The same is true of beliefs. Your beliefs won’t let anything in except those things that fit with your beliefs. For example, if you believe “life is hard,” you won’t have much fun in life. If good times come, you may tell yourself, “They won’t last…so be prepared for the worst.”
On the other hand, if you believe “life is good and getting better,” you’ll probably have a lot less stress. Even when difficulties come, you may be thinking,” They won’t last…and it’s always darkest just before the dawn.”
The lesson is simple. If you don’t like how things are going, if you don’t like how you’re feeling, change the channel. That’s what Leonardo da Vinci had to do when he was painting “The Last Supper.” Da Vinci had painted the face of Judas to look like a personal enemy of his. As he thought about how much he disliked the man, it was easy to paint the face of Judas to look like his enemy.

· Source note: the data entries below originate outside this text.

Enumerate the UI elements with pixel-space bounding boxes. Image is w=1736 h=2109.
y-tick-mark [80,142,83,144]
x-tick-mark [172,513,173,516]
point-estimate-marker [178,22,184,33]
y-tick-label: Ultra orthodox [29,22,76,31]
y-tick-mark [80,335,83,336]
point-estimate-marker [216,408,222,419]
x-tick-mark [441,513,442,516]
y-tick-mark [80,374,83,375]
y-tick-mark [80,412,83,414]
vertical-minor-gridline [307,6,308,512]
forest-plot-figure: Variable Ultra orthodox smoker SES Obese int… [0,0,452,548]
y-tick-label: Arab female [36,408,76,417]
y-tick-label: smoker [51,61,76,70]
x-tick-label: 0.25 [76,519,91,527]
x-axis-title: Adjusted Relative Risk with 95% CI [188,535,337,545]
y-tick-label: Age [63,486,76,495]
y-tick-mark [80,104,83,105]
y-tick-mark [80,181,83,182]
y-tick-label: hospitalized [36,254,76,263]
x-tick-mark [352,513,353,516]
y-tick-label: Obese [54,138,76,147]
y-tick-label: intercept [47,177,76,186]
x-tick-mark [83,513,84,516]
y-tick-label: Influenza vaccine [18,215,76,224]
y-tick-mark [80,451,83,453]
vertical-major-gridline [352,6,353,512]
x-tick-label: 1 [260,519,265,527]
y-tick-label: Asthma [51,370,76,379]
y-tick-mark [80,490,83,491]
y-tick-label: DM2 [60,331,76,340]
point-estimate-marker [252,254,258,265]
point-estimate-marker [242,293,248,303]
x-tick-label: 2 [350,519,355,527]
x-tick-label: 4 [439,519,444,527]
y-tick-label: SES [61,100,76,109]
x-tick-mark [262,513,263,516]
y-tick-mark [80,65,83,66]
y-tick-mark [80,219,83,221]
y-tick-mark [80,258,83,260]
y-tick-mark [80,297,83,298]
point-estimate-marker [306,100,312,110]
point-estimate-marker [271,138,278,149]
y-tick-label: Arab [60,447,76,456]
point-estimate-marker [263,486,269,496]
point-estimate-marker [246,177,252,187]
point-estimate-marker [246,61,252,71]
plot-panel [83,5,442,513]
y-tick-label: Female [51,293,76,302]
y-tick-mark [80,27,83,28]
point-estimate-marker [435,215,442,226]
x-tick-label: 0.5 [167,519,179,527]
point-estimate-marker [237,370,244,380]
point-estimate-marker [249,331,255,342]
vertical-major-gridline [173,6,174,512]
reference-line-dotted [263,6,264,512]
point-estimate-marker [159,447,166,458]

However, when it came time to paint the face of Jesus, da Vinci had great difficulty. His eyes would wander to the face of his enemy, and thoughts of his enemy made it impossible for him to concentrate on the goodness of Jesus. In fact, da Vinci succeeded in painting the face of Jesus only after he painted out the face of Judas and reconciled with his enemy.
In essence, da Vinci couldn’t change until he changed his belief. Until he changed from the belief of “get even with your enemies” to “love your enemies,” he found himself stuck.
Telemetrics International found the same thing to be true in the business world. They studied 16,000 executives who had risen to the top of their various corporations, but they were divided into “high achievers” and “low achievers.” In other words, some were effective, and some were not.
What was the difference? The effective ones BELIEVED in employees whereas the ineffective ones did not. As a result, the effective executives cared about employees as well as profits. The effective ones trusted the ability of their subordinates while the ineffective ones did not. The ineffective executives were simply preoccupied with their own security.
When it came to communication, the high achievers sought the advice of their subordinates. They listened to them. By contrast, the low achievers didn’t seek employee input. They avoided communication with them and relied on impersonal policy manuals and formal procedures instead.
So if you don’t like how things are going, if you don’t like the results you’re getting on and off the job, change the channel. Then everything else will start to fall into place.
Action: Take a look at the channels you watch or the beliefs you hold. Select a channel that you watch too often, and then consciously switch to a channel that is just the opposite. Do it for two days, and see which results you like better.